4 December was one of the craziest days of my life. I got to attend the Teen Vogue Summit in Hollywood, catch up with a friend, and meet new friends within the environmental community whom I really look up to. Not gonna lie, I had a mini fangirl moment when I first saw them in-person! It was honestly more exciting to me than watching Olivia Rodrigo perform live (Livies don’t come at me please).
Yet, I couldn’t help but notice how I was constantly shrinking next to them. There were so many times when I wanted to chime in on the discussion about environmentalism, but stopped myself —
“They probably already know this, there’s no point saying it.”
“They won’t understand.”
“They know so much more than you, who are you to speak about activism to them?”
I want to be clear and state from the outset that this wasn’t their fault. They were all incredibly friendly and down-to-earth. Maybe I was just feeling a little more introverted that day. Sometimes it’s also just the nature of group dynamics; they’ve known one another for much longer, so naturally there were parts of the conversation that I couldn’t follow.
Most crucially though, is that I’d already written myself off from the very start. No matter how inclusive they tried to be, it didn’t make a difference because in my mind, I already saw myself as lesser.
It forced me to reflect on parallel situations: Like how I’m louder and more confident on some panels, yet hold back in others. How I’m proud to share about my work in some spaces, yet shy – or even ashamed – to share about the same initiatives in other spaces.
A clearer pattern began to emerge. I don’t think it’s a coincidence that I start to feel less confident next to activists outside of Asia, versus when I’m with friends from the same region.
Since the very start of my environmental journey, I’ve often found myself looking up to my peers from the U.S. and Europe. I see their posts about organising rallies and protests and even filing lawsuits against their government — then I look at the work I’ve done and am struck by how small it seems in comparison. I see photos of them attending climate conferences and events together, and the friendships that have formed between them — yet Asian activists are rarely present. It’s honestly hard not to feel left out.
The media certainly doesn’t help. Mainstream media coverage has painted a very specific image of what a “youth climate activist” looks like: Someone holding up a large sign on the streets, or speaking at high-level forums, or making speeches (in English) in front of hundreds or even thousands of people. I didn’t realise how much all of these have influenced my perceptions of myself and my activism, in relation to the broader environmental community. This mindset that those in the “West” are better and have all the answers, that I need to learn from them. I know from conversations with friends that I’m not alone in this feeling of inadequacy.

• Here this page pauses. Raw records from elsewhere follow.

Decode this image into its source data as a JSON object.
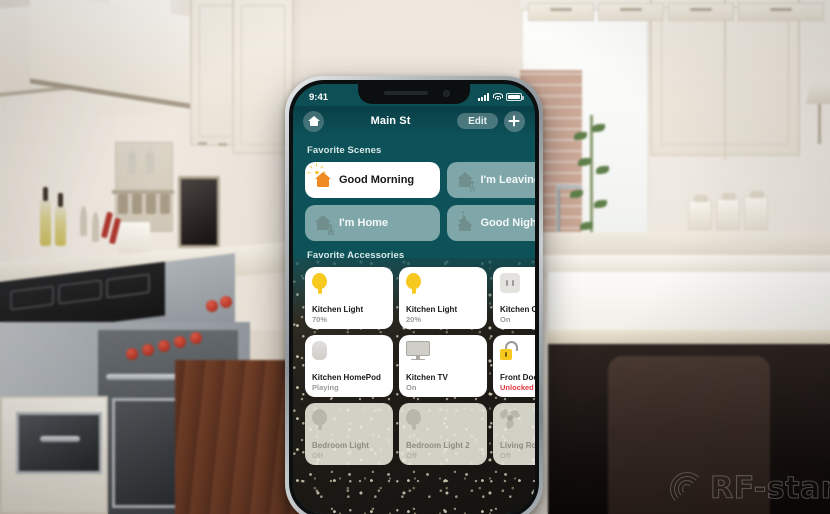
{
  "scene_photo": {
    "description": "Modern cream kitchen interior with stainless range and bright window",
    "watermark": "RF-star"
  },
  "phone": {
    "status_bar": {
      "time": "9:41",
      "icons": [
        "cellular-signal-icon",
        "wifi-icon",
        "battery-icon"
      ]
    },
    "nav": {
      "home_icon": "home-icon",
      "title": "Main St",
      "edit_label": "Edit",
      "add_icon": "plus-icon"
    },
    "sections": [
      {
        "title": "Favorite Scenes",
        "scenes": [
          {
            "label": "Good Morning",
            "icon": "sunrise-house-icon",
            "active": true
          },
          {
            "label": "I'm Leaving",
            "icon": "house-person-icon",
            "active": false
          },
          {
            "label": "I'm Home",
            "icon": "house-person-icon",
            "active": false
          },
          {
            "label": "Good Night",
            "icon": "moon-house-icon",
            "active": false
          }
        ]
      },
      {
        "title": "Favorite Accessories",
        "accessories": [
          {
            "name": "Kitchen Light",
            "state": "70%",
            "icon": "lightbulb-icon",
            "on": true,
            "alert": false
          },
          {
            "name": "Kitchen Light",
            "state": "20%",
            "icon": "lightbulb-icon",
            "on": true,
            "alert": false
          },
          {
            "name": "Kitchen Outlet",
            "state": "On",
            "icon": "outlet-icon",
            "on": true,
            "alert": false
          },
          {
            "name": "Kitchen HomePod",
            "state": "Playing",
            "icon": "homepod-icon",
            "on": true,
            "alert": false
          },
          {
            "name": "Kitchen TV",
            "state": "On",
            "icon": "television-icon",
            "on": true,
            "alert": false
          },
          {
            "name": "Front Door",
            "state": "Unlocked",
            "icon": "unlocked-padlock-icon",
            "on": true,
            "alert": true
          },
          {
            "name": "Bedroom Light",
            "state": "Off",
            "icon": "lightbulb-icon",
            "on": false,
            "alert": false
          },
          {
            "name": "Bedroom Light 2",
            "state": "Off",
            "icon": "lightbulb-icon",
            "on": false,
            "alert": false
          },
          {
            "name": "Living Room Fan",
            "state": "Off",
            "icon": "fan-icon",
            "on": false,
            "alert": false
          }
        ]
      }
    ]
  },
  "colors": {
    "app_teal": "#0d5159",
    "nav_teal_dark": "#0a3f46",
    "bulb_yellow": "#f7c91f",
    "alert_red": "#e2373f",
    "card_white": "#ffffff"
  }
}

There’s definitely nothing wrong with looking up to others; we all have space for learning and growth. But this common thread of imposter’s syndrome amongst Asian youth activists has deeper implications. The climate crisis was born precisely because some people had (have) a monopoly over what constitutes right and wrong — the “right” path to development, the “best” solutions… And by not speaking up, we perpetuate that power imbalance.
In many ways, the underrepresentation of Southeast Asian youths in the climate movement today is a reflection of the very same systems driving the climate crisis. In short, the idea that our voices matter less than others’.

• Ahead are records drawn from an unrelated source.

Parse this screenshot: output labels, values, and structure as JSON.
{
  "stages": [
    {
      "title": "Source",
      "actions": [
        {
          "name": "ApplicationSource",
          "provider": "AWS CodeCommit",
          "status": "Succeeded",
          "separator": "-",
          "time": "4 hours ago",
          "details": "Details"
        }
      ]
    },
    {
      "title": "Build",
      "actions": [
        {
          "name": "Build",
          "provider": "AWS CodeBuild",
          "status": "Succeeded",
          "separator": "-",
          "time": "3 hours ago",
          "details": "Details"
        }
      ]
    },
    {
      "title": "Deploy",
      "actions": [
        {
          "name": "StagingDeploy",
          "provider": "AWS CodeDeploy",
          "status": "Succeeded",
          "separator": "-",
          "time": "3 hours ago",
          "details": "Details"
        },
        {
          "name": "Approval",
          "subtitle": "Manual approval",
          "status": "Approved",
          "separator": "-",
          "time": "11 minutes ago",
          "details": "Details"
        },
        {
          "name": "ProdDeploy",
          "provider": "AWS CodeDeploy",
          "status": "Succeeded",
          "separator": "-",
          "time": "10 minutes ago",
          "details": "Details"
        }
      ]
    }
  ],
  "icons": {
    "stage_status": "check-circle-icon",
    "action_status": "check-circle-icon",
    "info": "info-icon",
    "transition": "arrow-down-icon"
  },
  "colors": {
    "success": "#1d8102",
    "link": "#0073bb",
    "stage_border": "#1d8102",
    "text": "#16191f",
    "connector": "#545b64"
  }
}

A friend put it best: “Is it really because we are not doing enough compared to our western counterparts? More likely it’s just that being in the regions we are in, language differences and differing political contexts make our work less noticed on traditional platforms.”
All that said, I think it’s important to caveat that even within the “Western” climate movement there are so many disparities that need to be bridged. Thank you Xiye for pointing this out to me: Most – if not all – of the activists I met at the summit were from underrepresented backgrounds in their own way as well. Their presence is actually a significant part of the fight for a more diverse climate movement too.

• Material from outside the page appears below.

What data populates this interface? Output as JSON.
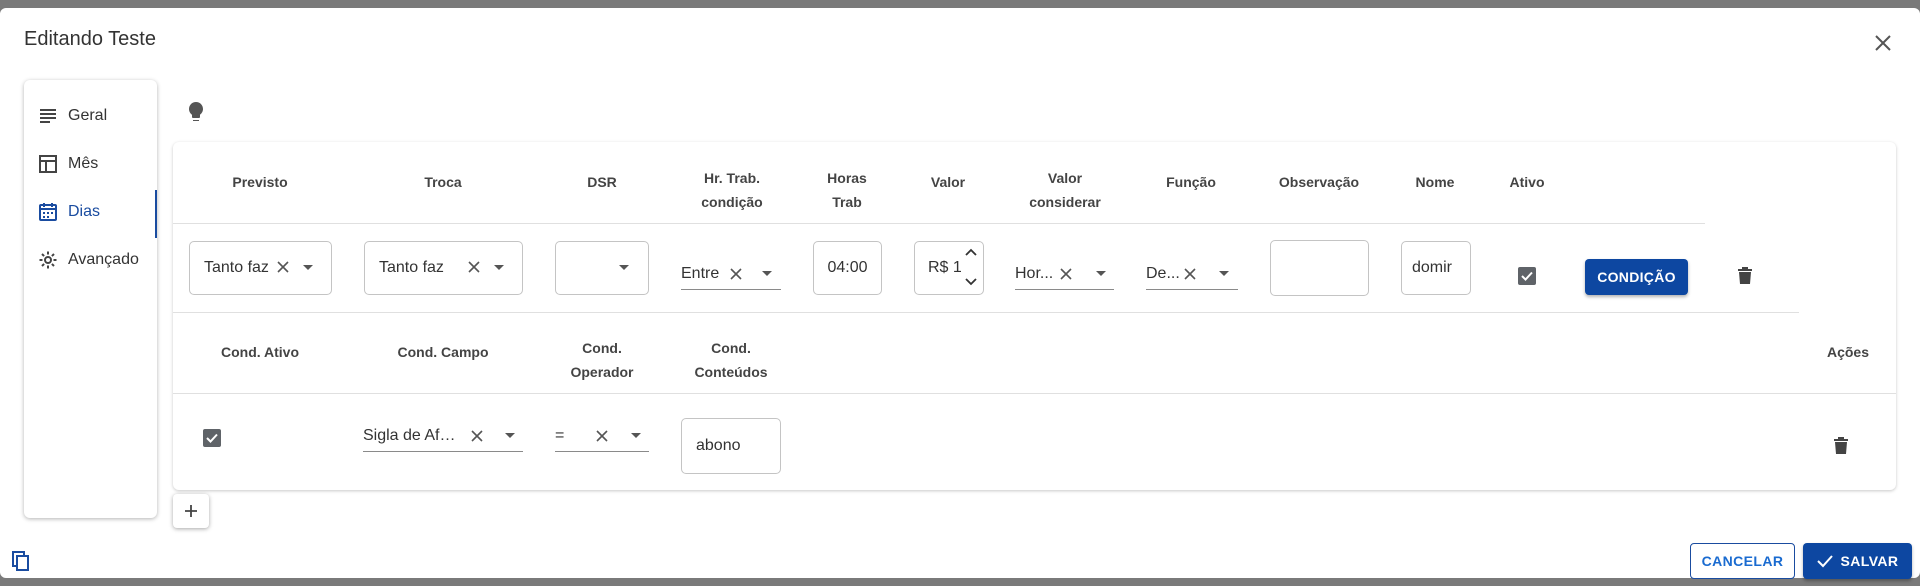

Things are never black and white. I see the movement as a nebulous tangle of circles, some overlapping, some situated within one another. There are underrepresented communities even within underrepresented communities. How do we strike a balance between fighting for our own space in a conventionally white-dominated movement, while also creating space for other underrepresented groups? (And in this vein, as someone from Singapore – one of the most privileged countries in Southeast Asia – I’m mindful of the need to pass opportunities to activists from other countries instead.)
I don’t have good answers, but I do think there’s still much to be done in terms of shifting the conversation to one of abundance. I believe that there’s enough space for all; that people are capable of sharing the spotlight. And while youths continue to fight for minority communities’ rights within the Western sphere, we need to ensure that the discourse surrounding representation in the climate movement cuts across borders too. There are so many insights activists from Southeast Asia can offer to the movement: Different forms of activism (particularly where protests are illegal), fresh narratives to galvanise local communities, all the sustainability practices that go back to our cultural roots (think Asian grandmas folding magazine pages to use as mini waste bins)!
So this is a reminder to my Southeast Asian peers: You don’t have to shrink yourself or hold back!!! Just because someone else is more “famous” or has access to more opportunities doesn’t mean your voice is any less valuable.
What you have to say matters. And you deserve to take up space in the movement.